I received an email notifying me of a Webcast by SecureWorks titled Building and Sustaining a Security Operations Center. I'd like to highlight a few aspects of the Webcast that caught my attention.
First, the slide below shows the functions that SecureWorks considers to be in scope for a SOC. I noticed it includes device management. I think that function is mostly integrated with regular "IT" these days, so your SOC might not have to worry about keeping security devices running. Configuration is probably best handled by the SOC however.
Second, I liked seeing a slide with numbers of events being distilled into incidents.

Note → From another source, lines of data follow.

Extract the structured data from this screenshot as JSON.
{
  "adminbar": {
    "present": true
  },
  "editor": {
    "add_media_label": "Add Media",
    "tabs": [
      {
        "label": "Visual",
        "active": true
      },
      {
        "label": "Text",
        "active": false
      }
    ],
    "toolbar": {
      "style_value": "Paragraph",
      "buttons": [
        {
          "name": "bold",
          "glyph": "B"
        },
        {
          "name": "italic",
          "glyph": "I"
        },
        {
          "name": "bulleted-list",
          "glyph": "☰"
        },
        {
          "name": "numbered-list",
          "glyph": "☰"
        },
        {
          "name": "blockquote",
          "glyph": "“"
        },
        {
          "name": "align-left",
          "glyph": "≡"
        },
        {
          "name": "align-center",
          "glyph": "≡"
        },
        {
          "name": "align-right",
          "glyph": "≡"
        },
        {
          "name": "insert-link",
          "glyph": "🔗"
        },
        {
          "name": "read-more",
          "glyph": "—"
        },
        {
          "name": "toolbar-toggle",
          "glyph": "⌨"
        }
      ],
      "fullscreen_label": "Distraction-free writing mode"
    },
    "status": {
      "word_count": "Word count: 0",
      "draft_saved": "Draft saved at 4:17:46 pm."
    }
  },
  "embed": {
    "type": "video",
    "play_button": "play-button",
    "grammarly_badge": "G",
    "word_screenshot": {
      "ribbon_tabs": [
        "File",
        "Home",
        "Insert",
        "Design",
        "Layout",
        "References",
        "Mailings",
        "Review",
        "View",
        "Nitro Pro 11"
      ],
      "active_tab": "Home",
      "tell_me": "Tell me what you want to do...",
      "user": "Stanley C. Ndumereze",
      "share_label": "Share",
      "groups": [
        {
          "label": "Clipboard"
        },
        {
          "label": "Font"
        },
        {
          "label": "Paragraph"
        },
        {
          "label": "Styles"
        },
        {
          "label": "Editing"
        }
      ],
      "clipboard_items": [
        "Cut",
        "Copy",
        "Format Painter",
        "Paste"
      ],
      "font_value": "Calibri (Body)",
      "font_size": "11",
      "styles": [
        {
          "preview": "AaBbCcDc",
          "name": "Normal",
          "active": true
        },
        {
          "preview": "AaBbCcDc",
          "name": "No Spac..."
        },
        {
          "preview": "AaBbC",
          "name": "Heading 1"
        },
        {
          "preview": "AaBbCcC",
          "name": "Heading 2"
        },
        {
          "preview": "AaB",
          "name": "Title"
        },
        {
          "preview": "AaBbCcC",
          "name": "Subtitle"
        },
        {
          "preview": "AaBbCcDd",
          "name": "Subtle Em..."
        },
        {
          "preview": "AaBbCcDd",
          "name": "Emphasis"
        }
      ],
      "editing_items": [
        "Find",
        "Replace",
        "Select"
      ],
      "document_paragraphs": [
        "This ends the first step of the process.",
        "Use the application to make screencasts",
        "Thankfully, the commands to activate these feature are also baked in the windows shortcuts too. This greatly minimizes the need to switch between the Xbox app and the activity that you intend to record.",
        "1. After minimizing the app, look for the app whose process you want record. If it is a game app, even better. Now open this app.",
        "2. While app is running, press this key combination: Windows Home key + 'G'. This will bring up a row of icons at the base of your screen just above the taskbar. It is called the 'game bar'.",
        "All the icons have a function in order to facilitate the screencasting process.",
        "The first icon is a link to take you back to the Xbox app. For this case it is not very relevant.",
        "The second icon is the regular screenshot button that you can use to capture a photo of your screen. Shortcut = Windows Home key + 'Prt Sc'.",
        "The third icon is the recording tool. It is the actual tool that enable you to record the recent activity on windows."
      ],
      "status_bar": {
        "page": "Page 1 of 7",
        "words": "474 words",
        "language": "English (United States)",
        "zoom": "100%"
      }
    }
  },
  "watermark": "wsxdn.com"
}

Third, I thought this slide made a good point. You want to automate the early stages of security operations as much as possible (90% tech), but the response processes tend to be very skill-intensive (which translates into higher overall salary costs, i.e., you may have fewer IR handlers, but they could cost more than the event analysts). The "Adapt" section on the right seems to depict that mature operations end up spending about half of their budget on tech and half on people. Mature operations realize that their people must keep up-to-date with attacks and vulnerabilities, or they fail to "adapt" and become dated and ineffective.
Finally, SecureWorks spent a lot of time talking about "co-sourcing," or having an in-house team meeting its core security competencies, while an outside group (like SecureWorks, hey!) fills in the gaps. This is the MSSP industry response to the recent trend for companies to move their security function back in-house. I think it makes sense, however. Using outside vendors for security intelligence and high-end attack and artifact analysis is a smart way to spend your money.